The board tried to dismiss the FTC’s lawsuit, arguing that states are immune from antitrust suits and that actions by boards constitute actions by the state. The FTC opposed that argument, and the issue ultimately made its way to the US Supreme Court, which ruled that a state board, such as the North Carolina board, “on which a controlling number of decision makers are active market participants in the occupation the board regulates, must satisfy active supervision requirement in order to invoke state-action antitrust immunity.” Almost all regulatory boards will likely be affected since most boards are comprised of board members practicing the profession they regulate.
The decision means that any action taken by a regulatory board that can be viewed as anticompetitive under federal antitrust law must be adequately supervised by the state. The state must review the substance of the anticompetitive decision, not only the procedures followed to produce it. The regulatory board’s action must promote state policy, rather than board members’ individual interests.  
Only board actions that are anticompetitive under federal antitrust law are affected by the Supreme Court’s decision. Regulatory boards will need to understand what types of actions could constitute anticompetitive conduct. Board attorneys and state administrative staff will have to provide some direction.

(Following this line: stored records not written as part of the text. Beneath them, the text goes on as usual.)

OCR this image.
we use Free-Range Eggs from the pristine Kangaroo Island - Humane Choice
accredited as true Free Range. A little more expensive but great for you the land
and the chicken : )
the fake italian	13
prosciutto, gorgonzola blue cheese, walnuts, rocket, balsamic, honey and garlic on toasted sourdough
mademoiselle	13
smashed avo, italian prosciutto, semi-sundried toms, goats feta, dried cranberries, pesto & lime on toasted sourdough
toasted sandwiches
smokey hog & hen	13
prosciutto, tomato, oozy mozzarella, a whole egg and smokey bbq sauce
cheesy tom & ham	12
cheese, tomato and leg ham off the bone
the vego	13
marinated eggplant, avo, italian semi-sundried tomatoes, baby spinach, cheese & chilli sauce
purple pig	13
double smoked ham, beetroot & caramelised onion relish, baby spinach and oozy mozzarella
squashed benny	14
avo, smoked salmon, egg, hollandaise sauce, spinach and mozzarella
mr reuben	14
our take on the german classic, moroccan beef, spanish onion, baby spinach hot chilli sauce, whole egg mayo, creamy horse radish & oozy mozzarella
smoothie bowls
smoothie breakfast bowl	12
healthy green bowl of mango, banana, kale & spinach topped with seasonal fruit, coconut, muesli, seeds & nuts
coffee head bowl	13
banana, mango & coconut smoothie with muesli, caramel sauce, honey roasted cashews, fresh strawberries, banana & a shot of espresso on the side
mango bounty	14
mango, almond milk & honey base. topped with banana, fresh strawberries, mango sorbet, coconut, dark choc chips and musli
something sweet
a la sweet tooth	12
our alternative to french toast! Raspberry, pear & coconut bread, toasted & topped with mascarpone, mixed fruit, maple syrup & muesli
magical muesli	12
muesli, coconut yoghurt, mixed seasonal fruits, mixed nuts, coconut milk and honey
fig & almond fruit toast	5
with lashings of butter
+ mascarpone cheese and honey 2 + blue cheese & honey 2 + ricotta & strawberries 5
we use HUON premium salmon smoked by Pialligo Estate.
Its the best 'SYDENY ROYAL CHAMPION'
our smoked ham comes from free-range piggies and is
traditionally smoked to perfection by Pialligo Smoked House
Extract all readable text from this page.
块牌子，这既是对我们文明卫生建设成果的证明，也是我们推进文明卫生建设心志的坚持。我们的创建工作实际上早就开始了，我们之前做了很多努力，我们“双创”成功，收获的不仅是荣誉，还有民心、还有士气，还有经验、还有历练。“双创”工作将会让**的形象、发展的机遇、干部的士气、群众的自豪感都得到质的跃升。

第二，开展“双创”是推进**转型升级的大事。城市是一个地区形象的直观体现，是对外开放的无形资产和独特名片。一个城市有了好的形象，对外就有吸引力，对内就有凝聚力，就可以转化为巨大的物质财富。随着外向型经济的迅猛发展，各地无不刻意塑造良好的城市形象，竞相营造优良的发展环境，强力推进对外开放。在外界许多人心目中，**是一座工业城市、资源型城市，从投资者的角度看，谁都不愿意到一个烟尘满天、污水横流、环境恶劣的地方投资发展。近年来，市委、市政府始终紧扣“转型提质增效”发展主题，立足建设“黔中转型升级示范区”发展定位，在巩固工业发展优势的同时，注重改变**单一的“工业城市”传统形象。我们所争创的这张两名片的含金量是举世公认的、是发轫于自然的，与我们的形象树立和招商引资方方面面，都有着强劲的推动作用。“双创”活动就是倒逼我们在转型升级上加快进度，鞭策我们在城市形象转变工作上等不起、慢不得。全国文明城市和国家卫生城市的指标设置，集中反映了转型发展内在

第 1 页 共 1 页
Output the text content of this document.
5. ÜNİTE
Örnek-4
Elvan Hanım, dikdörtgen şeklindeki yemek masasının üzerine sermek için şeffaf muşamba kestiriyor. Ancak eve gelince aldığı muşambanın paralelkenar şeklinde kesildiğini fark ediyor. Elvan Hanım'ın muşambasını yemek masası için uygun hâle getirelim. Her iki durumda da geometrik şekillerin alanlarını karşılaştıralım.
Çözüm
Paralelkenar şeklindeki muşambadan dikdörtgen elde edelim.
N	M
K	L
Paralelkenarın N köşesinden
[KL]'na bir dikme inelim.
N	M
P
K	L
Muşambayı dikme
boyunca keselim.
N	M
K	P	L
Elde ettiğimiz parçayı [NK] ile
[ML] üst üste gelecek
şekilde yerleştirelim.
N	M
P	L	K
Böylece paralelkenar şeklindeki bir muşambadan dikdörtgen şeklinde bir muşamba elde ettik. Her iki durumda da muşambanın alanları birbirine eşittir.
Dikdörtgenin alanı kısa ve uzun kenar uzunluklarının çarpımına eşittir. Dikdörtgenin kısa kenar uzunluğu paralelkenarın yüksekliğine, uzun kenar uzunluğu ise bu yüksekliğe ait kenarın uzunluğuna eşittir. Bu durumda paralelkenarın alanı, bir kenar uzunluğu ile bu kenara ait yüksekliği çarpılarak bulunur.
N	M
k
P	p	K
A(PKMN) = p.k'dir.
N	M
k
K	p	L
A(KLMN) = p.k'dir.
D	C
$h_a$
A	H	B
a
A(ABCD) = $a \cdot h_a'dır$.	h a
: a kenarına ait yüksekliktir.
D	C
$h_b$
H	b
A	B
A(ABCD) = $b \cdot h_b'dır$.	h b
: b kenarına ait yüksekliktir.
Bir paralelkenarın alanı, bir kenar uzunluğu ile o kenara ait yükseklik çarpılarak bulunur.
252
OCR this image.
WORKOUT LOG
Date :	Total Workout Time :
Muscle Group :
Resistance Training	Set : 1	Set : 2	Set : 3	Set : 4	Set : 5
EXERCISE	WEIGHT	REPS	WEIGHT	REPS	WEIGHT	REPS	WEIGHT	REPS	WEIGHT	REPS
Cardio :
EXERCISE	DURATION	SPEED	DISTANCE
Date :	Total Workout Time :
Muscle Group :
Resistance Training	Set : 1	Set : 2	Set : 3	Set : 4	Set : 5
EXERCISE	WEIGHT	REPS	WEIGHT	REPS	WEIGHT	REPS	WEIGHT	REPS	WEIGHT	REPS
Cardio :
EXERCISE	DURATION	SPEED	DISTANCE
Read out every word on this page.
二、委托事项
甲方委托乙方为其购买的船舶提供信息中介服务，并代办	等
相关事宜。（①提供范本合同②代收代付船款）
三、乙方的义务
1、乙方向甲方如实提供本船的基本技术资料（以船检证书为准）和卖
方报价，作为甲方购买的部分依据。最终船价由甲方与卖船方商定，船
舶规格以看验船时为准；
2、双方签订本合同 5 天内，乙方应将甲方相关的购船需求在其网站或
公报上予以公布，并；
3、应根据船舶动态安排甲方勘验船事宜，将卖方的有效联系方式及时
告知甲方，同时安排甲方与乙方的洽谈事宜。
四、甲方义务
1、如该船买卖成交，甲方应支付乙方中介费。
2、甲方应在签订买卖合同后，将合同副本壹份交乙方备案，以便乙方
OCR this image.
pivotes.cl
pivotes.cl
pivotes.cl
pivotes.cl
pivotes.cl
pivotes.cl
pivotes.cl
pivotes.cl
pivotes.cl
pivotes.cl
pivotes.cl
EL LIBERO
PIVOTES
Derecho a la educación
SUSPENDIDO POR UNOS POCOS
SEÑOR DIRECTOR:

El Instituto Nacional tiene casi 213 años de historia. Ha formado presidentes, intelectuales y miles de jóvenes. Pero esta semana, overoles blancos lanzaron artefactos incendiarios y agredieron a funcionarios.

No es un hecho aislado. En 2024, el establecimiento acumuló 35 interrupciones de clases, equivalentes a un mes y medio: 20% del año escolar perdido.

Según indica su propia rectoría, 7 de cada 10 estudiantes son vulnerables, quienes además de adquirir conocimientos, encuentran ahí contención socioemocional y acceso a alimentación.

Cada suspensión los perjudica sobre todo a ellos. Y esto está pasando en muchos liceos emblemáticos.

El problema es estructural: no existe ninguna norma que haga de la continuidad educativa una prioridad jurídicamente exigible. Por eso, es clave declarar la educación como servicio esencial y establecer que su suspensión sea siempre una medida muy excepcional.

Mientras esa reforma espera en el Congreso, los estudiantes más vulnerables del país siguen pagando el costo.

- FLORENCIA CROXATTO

Since the Supreme Court did not provide a bright line test as to what does or does not constitute adequate state supervision over anticompetitive conduct, we expect board attorneys to be more involved in helping boards distinguish the difference. We would not be surprised if board attorneys were more cautious in their recommendations to boards until states have a chance to review the mechanisms in place to provide assurance that board decisions are indeed promoting state policy.